I wait then, for the doubt and blame I expect to see on any man’s face when an accusation like this is made. I wait for him to say, “are you sure you didn’t misunderstand? Are you sure you didn’t encourage him? Explain it to me in detail so I can tell you where you went wrong.”

But his eyes are black in the light, a muscle flickering in his cheek. “That lunch,” he says, with rage in his voice, “when you kept rubbing your wrist.”

I nod. The car pulls up, but for a moment he just stands there, frozen. “Why the fuck didn’t you tell me?” It sounds like an accusation.

“Come on, Ben,” I say, rolling my eyes, which means We aren’t friends. Why would I have told you?

I climb in the car but he simply remains where he was, frozen in place.

“You’re not coming back to the office?” I ask.

He shakes his head. “I’ve got some loose ends to handle real quick.”

I hesitate. “Webber’s not one of them, right?”

He shakes his head. “No. Just a few things I need to deal with.”

There’s a plink of disappointment in my chest. I imagine those things involve some woman he met inside, the potential Miss Universe who is probably texting him lewd propositions even as we speak. But it’s not like I expected him to escort me home. This isn’t a date. “Okay. Well…I’ll see you tomorrow.”

He merely nods, carefully shutting the door, remaining there as the car pulls away.

The driver meets my eye in the rearview mirror. “Back to FMG, ma’am?”

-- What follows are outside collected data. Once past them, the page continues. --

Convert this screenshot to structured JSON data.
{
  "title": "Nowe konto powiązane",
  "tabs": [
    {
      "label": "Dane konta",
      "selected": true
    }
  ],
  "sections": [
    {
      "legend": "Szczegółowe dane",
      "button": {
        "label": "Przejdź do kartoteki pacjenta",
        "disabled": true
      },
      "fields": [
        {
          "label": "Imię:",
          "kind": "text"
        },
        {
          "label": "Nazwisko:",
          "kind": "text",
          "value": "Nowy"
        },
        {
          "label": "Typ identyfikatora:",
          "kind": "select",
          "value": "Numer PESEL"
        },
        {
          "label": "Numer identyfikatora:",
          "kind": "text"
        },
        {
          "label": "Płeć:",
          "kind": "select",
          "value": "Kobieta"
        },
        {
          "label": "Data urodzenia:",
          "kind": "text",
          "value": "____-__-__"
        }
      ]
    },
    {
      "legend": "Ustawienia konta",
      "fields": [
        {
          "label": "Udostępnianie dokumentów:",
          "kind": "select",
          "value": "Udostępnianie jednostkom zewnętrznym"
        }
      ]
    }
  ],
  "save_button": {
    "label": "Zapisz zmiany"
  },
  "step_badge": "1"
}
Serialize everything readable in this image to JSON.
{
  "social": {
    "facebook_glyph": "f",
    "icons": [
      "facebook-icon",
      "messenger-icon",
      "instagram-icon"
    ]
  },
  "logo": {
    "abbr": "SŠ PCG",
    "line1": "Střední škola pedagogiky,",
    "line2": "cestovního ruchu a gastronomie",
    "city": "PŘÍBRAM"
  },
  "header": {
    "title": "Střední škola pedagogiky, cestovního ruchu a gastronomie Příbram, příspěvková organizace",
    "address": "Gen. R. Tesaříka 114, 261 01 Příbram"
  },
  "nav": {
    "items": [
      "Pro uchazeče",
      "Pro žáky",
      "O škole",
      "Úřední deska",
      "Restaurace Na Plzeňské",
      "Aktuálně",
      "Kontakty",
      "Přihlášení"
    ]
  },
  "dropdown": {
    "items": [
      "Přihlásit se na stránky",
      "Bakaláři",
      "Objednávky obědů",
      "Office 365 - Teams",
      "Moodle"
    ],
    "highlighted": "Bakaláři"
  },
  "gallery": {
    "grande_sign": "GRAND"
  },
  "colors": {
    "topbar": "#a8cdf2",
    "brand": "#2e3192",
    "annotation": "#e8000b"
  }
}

My shoulders sag. I’m tired and alone, and suddenly the idea of going back to the office doesn’t appeal in the least. “Can you just take me home?”

We drive through those same suburban neighborhoods, past Stadler’s building, past Tiffany & Co. It’s only when we reach my apartment that I realize I didn’t think about Kyle once.

 

 

21

 

 

I walk into the office with measured, precise steps, uncertain what I will find. I don’t know if there will be any backlash from my argument with Webber, and I also don’t know where things stand between Ben and me.

If I’m being honest, it was sort of Hallmark-worthy, the way he intervened when Webber grabbed me. It’s the exact kind of toxic masculine bullshit I’m not supposed to like but thought about for hours last night anyway.

Ben’s office is empty. He must have had a late night, and my heart sinks a little at the idea of why he’d have had a late night.